I think that my cat ate some of a toxic plant, what do I do?

First, the identify the plant that they ate. Then the next thing to do is call your vet or the ASPCA’s Animal Poison Control Center at (888)-426-4435 immediately. In case your vet is closed, they have an emergency hotline that is open 24 hours a day, every day of the year. They can walk you through the steps and let you know if you need to head to a 24-hour animal hospital.

 

Symptoms of Toxic Plant Ingestion:

  • Trouble breathing
  • Difficulty swallowing or drooling
  • Vomiting
  • Diarrhea
  • Excessive drinking and urinating
  • Irregular, or unusually fast or slow heartbeat

Depending on these symptoms you’ll be able to better tell if the stomach, intestines, colon, kidneys, heart or other area of their body has been affected by the poison.

 

Treatments

Your vet may need to induce vomiting if they haven’t already purged the toxins the ingested. Once they have vomited, your vet will probably give them activated charcoal to absorb any leftover toxins.

If the damage was severe they may be prescribed a medication like, sucralfate with will protect their damaged areas of the stomach. Some plants, like lilies, are more toxic and work more quickly than others. And sadly, even if the effects of ingestion aren’t fatal they may have lasting damages. That’s why it’s important to make sure that these plants are never in a home or yard where cats live.
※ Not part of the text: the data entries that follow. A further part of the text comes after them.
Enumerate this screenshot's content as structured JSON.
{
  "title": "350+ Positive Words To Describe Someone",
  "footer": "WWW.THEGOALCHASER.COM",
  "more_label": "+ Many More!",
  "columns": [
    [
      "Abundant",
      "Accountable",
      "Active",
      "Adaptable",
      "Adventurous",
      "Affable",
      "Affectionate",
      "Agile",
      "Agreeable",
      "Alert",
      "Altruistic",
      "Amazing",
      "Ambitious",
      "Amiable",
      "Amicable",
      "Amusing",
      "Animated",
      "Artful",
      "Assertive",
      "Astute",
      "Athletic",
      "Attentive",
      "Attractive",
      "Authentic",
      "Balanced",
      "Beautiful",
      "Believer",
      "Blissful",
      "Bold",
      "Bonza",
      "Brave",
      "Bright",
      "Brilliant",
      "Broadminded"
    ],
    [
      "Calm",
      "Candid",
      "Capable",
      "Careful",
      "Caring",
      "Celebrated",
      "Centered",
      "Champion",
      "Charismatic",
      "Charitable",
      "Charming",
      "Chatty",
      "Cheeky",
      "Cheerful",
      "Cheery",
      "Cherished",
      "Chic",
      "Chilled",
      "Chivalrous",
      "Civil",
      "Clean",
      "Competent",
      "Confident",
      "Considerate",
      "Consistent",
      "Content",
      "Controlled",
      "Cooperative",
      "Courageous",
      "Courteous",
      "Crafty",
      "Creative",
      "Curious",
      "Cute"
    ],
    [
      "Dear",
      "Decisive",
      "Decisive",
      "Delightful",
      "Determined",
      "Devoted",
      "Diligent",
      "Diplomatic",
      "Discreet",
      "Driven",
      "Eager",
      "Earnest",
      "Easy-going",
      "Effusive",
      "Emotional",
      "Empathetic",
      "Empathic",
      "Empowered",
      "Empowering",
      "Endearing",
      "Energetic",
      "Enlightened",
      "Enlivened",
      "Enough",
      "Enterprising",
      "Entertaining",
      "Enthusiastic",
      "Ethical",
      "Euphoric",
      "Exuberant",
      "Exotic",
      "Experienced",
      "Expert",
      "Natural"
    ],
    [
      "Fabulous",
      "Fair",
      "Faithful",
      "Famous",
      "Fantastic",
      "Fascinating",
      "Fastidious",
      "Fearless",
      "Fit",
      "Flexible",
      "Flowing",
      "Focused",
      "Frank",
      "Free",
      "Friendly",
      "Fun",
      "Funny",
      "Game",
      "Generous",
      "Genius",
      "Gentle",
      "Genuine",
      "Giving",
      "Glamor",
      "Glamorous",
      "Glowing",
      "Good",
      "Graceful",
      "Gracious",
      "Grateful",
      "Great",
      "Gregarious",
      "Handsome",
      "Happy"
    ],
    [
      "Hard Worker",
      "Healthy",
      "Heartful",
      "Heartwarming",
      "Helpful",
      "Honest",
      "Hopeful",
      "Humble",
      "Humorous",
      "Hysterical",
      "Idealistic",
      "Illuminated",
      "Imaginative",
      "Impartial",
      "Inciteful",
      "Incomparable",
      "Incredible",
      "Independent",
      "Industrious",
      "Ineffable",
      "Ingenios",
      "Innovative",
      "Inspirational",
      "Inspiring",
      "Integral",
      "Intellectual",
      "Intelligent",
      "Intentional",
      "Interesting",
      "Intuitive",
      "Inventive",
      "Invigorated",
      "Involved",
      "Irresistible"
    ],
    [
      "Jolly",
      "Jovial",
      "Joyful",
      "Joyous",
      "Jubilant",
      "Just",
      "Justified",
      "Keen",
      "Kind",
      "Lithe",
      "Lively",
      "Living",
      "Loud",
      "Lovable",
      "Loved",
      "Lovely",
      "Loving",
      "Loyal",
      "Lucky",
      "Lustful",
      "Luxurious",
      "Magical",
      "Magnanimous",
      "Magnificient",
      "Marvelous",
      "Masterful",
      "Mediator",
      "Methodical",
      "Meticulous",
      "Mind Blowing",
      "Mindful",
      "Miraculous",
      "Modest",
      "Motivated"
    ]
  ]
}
Even if you’ve successfully had cats and these plants in the same home for years, it doesn’t mean that toxin ingestion won’t happen. It only takes one sample of the plant for tragedy to hit. It’s best to play it safe and remove them all immediately. After all, our pet’s lives are far more important than our beautiful arrangements or gardens.